SILVA, Paulo Ricardo; GARRIDO, Nelson. “Nos ‘contraquiosques’ contam-se histórias dos mais esquecidos de Braga”. Público, 27 de maio de 2025.
Em plena Praça da Justiça, entre o Tribunal Judicial de Braga e o centro distrital da Segurança Social, uns degraus coloridos em rosa choque fazem o quiosque sobressair na paisagem urbana. A pequena e peculiar estrutura, implantada estrategicamente no passeio, na zona de travessia pedonal entre duas passadeiras movimentadas, ainda beneficia da localização privilegiada da sua função primordial. Mas já não é um ponto de paragem frequente para transeuntes apressados que ali compravam o jornal ou o tabaco. Isso já não passa de uma memória. O desactivado quiosque serve agora um outro desígnio.
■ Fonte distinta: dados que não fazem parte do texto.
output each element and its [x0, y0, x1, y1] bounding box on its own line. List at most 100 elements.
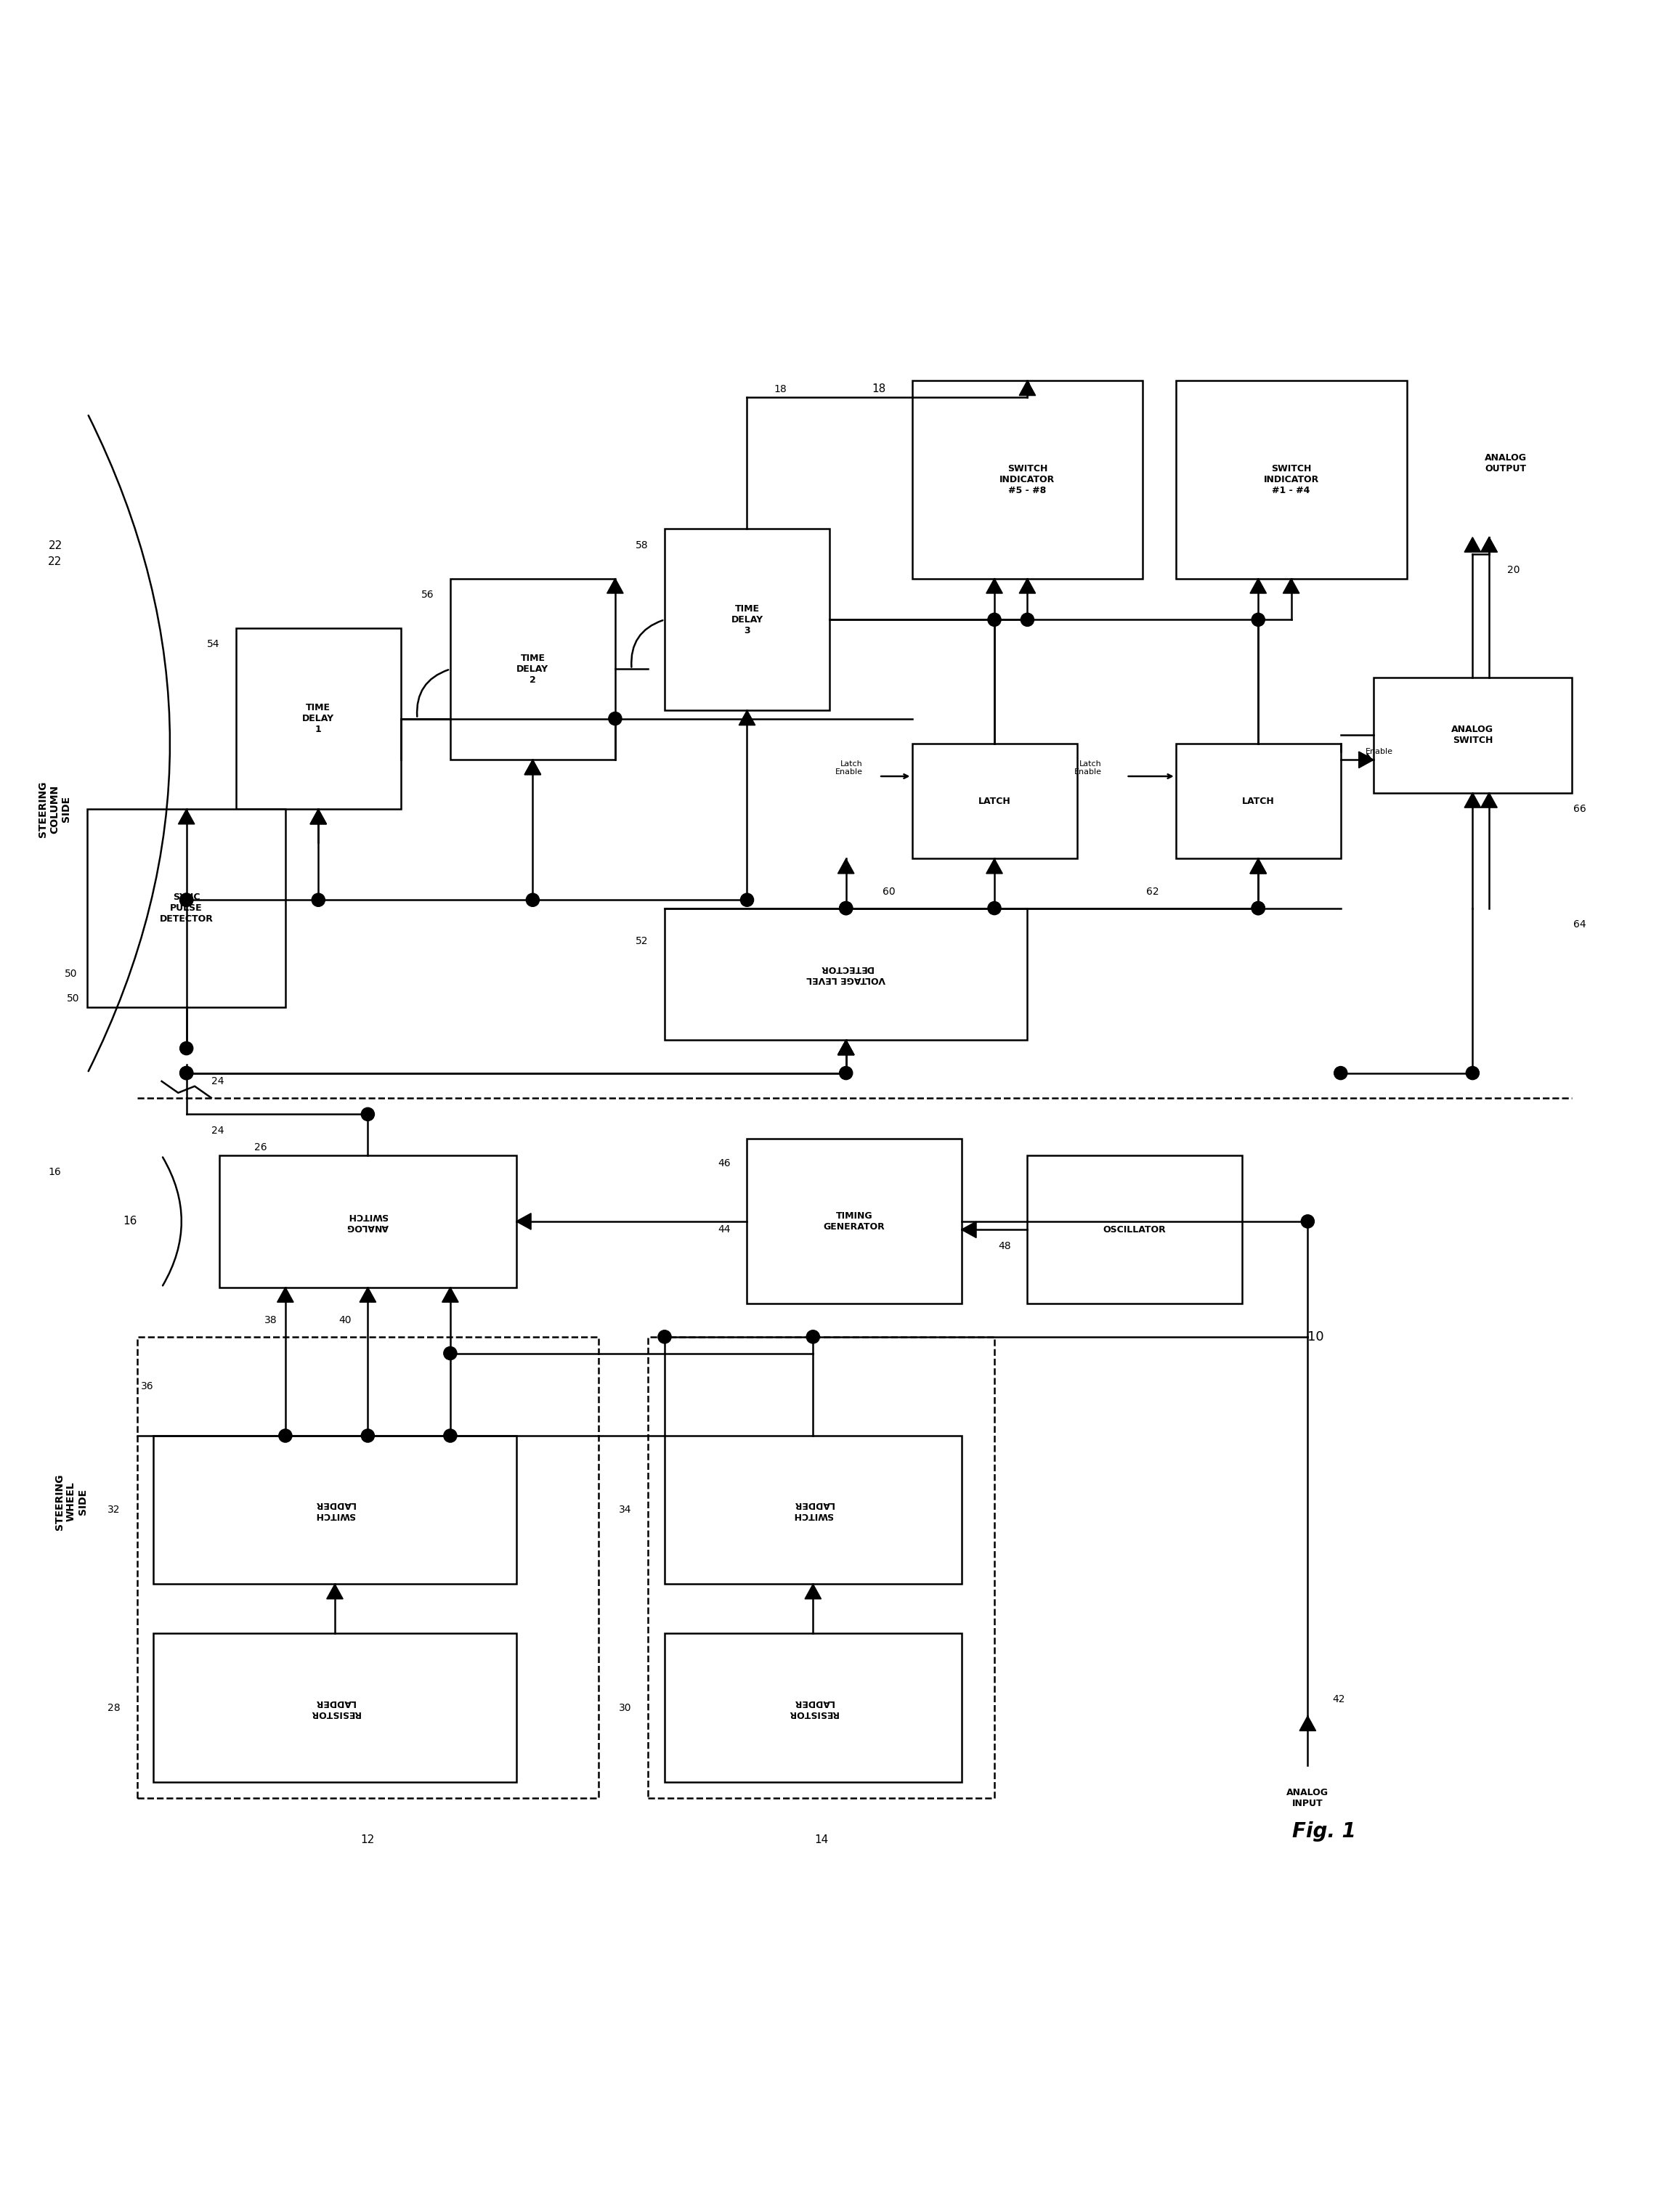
Circle shape: [1467, 1066, 1480, 1079]
Bar: [1027, 1155, 1241, 1303]
Bar: [1176, 743, 1340, 858]
Text: TIMING
GENERATOR: TIMING GENERATOR: [823, 1212, 884, 1232]
Polygon shape: [838, 858, 854, 874]
Text: STEERING
WHEEL
SIDE: STEERING WHEEL SIDE: [55, 1473, 88, 1531]
Text: 44: 44: [718, 1225, 730, 1234]
Bar: [649, 1336, 994, 1798]
Polygon shape: [1481, 538, 1496, 553]
Text: VOLTAGE LEVEL
DETECTOR: VOLTAGE LEVEL DETECTOR: [806, 964, 886, 984]
Text: 26: 26: [254, 1141, 267, 1152]
Text: 22: 22: [48, 557, 61, 568]
Circle shape: [806, 1329, 820, 1343]
Circle shape: [1334, 1066, 1347, 1079]
Text: 50: 50: [65, 969, 78, 980]
Text: 24: 24: [211, 1126, 224, 1135]
Circle shape: [362, 1108, 375, 1121]
Polygon shape: [1019, 380, 1035, 396]
Polygon shape: [516, 1212, 531, 1230]
Polygon shape: [360, 1287, 377, 1303]
Polygon shape: [805, 1584, 821, 1599]
Circle shape: [740, 894, 753, 907]
Bar: [219, 1155, 516, 1287]
Text: 46: 46: [718, 1159, 730, 1168]
Text: 12: 12: [360, 1834, 375, 1845]
Text: 62: 62: [1146, 887, 1160, 896]
Circle shape: [526, 894, 539, 907]
Polygon shape: [1465, 538, 1481, 553]
Bar: [912, 743, 1077, 858]
Text: Latch
Enable: Latch Enable: [1073, 761, 1102, 776]
Text: Enable: Enable: [1365, 748, 1394, 754]
Polygon shape: [524, 759, 541, 774]
Text: Fig. 1: Fig. 1: [1292, 1820, 1355, 1843]
Circle shape: [179, 894, 192, 907]
Text: 38: 38: [264, 1316, 277, 1325]
Text: 42: 42: [1332, 1694, 1345, 1705]
Text: 34: 34: [619, 1504, 632, 1515]
Circle shape: [987, 902, 1000, 916]
Circle shape: [1020, 613, 1034, 626]
Polygon shape: [178, 810, 194, 825]
Circle shape: [659, 1329, 672, 1343]
Circle shape: [839, 1066, 853, 1079]
Polygon shape: [524, 759, 541, 774]
Text: 40: 40: [338, 1316, 352, 1325]
Text: 52: 52: [635, 936, 649, 947]
Text: 58: 58: [635, 540, 649, 551]
Circle shape: [312, 894, 325, 907]
Polygon shape: [1019, 580, 1035, 593]
Polygon shape: [310, 810, 327, 825]
Text: 28: 28: [108, 1703, 121, 1712]
Text: 24: 24: [211, 1077, 224, 1086]
Circle shape: [1251, 902, 1264, 916]
Bar: [665, 1436, 962, 1584]
Bar: [1176, 380, 1407, 580]
Polygon shape: [1282, 580, 1299, 593]
Text: 60: 60: [883, 887, 896, 896]
Polygon shape: [1249, 858, 1266, 874]
Text: TIME
DELAY
2: TIME DELAY 2: [516, 653, 549, 686]
Polygon shape: [985, 580, 1002, 593]
Polygon shape: [738, 710, 755, 726]
Text: 18: 18: [873, 383, 886, 394]
Polygon shape: [838, 1040, 854, 1055]
Polygon shape: [327, 1584, 343, 1599]
Text: 10: 10: [1307, 1329, 1324, 1343]
Polygon shape: [441, 1287, 458, 1303]
Text: RESISTOR
LADDER: RESISTOR LADDER: [788, 1697, 838, 1719]
Text: SWITCH
INDICATOR
#1 - #4: SWITCH INDICATOR #1 - #4: [1264, 465, 1319, 495]
Text: 32: 32: [108, 1504, 121, 1515]
Text: ANALOG
INPUT: ANALOG INPUT: [1287, 1787, 1329, 1809]
Circle shape: [179, 1042, 192, 1055]
Polygon shape: [985, 858, 1002, 874]
Polygon shape: [277, 1287, 294, 1303]
Bar: [912, 380, 1143, 580]
Text: ANALOG
OUTPUT: ANALOG OUTPUT: [1485, 453, 1526, 473]
Text: 56: 56: [421, 591, 433, 599]
Polygon shape: [607, 580, 624, 593]
Polygon shape: [1249, 858, 1266, 874]
Polygon shape: [838, 1040, 854, 1055]
Text: 14: 14: [815, 1834, 828, 1845]
Text: SYNC
PULSE
DETECTOR: SYNC PULSE DETECTOR: [159, 894, 214, 925]
Circle shape: [609, 712, 622, 726]
Polygon shape: [1299, 1717, 1316, 1730]
Circle shape: [839, 902, 853, 916]
Bar: [665, 1632, 962, 1783]
Circle shape: [179, 894, 192, 907]
Circle shape: [279, 1429, 292, 1442]
Bar: [153, 1436, 516, 1584]
Text: 48: 48: [999, 1241, 1010, 1252]
Text: ANALOG
SWITCH: ANALOG SWITCH: [347, 1212, 388, 1232]
Text: TIME
DELAY
3: TIME DELAY 3: [732, 604, 763, 635]
Text: 36: 36: [141, 1380, 153, 1391]
Circle shape: [839, 902, 853, 916]
Polygon shape: [962, 1221, 975, 1239]
Polygon shape: [1249, 580, 1266, 593]
Polygon shape: [1465, 792, 1481, 807]
Text: 22: 22: [48, 540, 63, 551]
Polygon shape: [838, 1040, 854, 1055]
Bar: [747, 1139, 962, 1303]
Bar: [665, 529, 830, 710]
Polygon shape: [1481, 538, 1496, 553]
Em vez de albergar as notícias do dia, transformou-se num “minimuseu” ao ar livre, cujo acervo põe em evidência problemáticas sociais da actualidade.
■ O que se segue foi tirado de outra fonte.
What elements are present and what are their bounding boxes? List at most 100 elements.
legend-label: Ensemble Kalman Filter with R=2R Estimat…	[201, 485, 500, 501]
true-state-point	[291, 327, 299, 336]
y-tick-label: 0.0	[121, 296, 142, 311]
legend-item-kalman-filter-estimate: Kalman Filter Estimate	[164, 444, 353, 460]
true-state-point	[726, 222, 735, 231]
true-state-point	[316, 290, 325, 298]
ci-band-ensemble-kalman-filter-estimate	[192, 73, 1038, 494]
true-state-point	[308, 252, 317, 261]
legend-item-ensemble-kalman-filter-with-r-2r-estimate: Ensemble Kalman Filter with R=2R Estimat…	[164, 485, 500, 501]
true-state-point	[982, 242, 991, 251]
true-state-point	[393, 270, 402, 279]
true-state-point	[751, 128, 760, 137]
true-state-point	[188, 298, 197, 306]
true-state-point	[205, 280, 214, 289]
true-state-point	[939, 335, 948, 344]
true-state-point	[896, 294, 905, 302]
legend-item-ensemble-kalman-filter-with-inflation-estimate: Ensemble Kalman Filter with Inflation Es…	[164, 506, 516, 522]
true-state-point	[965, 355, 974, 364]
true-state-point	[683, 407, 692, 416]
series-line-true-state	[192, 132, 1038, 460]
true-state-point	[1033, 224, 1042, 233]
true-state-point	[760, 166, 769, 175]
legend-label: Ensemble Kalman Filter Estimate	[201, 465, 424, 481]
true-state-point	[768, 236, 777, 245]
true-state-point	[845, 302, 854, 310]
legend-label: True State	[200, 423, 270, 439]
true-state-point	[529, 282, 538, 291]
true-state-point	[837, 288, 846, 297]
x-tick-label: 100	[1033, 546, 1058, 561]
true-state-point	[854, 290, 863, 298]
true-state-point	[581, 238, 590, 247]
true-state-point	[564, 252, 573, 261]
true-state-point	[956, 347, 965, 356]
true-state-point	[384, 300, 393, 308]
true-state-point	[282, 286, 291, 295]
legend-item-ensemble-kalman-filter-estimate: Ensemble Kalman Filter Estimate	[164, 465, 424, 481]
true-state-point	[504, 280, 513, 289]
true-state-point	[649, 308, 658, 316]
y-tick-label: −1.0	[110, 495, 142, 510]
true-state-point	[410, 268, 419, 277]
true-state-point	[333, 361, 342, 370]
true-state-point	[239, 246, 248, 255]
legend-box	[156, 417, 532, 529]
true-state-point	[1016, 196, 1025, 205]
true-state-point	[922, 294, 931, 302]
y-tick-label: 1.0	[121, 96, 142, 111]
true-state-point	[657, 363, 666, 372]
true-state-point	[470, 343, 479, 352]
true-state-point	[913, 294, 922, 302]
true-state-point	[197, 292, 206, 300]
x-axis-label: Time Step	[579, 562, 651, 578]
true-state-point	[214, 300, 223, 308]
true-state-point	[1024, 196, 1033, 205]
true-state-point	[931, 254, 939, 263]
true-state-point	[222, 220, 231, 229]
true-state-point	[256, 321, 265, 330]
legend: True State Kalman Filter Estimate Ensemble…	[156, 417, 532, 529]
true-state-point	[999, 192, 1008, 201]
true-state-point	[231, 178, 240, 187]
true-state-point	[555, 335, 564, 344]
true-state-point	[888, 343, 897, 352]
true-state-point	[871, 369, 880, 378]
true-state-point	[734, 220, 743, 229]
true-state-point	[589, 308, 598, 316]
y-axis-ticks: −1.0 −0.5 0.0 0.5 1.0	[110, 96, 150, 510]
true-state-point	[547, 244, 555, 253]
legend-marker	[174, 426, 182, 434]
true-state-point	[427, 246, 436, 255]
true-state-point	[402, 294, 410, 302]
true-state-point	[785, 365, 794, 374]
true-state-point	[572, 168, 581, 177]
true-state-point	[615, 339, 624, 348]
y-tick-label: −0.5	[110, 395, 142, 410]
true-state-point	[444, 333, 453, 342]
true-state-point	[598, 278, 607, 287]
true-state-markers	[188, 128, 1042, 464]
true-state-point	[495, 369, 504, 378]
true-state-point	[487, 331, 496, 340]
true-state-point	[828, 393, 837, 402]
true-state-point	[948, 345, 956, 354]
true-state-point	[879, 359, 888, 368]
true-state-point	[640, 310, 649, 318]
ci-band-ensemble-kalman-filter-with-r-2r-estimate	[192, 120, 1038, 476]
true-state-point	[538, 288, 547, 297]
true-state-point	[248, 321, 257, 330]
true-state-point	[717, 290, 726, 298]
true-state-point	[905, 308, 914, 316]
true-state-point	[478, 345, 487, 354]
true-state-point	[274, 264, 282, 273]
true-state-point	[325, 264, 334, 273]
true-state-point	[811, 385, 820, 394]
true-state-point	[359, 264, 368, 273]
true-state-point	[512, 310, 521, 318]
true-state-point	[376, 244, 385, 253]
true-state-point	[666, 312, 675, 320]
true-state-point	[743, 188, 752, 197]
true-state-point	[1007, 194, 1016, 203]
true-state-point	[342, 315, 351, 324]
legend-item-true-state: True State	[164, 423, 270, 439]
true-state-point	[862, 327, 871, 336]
Partilhando o cenário com uma parede onde se podem ler grafitadas as palavras “revolução feminista já”, a artista Hilda de Paulo explora a dualidade da existência na comunidade trans, através de um quiosque onde exibe pequenos objectos em tons de rebuçado, quase como brinquedos de criança, que só um olhar mais atento permite descodificar os detalhes que remetem para o seu doloroso legado: nuvens adornadas com lâminas, pedras com pensos rápidos da Hello Kitty, estilhaços de vidro em forma de coração. É pop e divertido, mas sempre com travo de perigo à mistura.
Dias depois da decisão do Supremo Tribunal britânico sobre as mulheres trans, não é por acaso que este quiosque tenha sido idealizado para esta localização específica, ensanduichado entre duas instituições que representam o “apagamento” administrativo da comunidade trans em Portugal, levando a artista a efabular um arquivo possível, que navega entre a “fúria” e a “celebração”.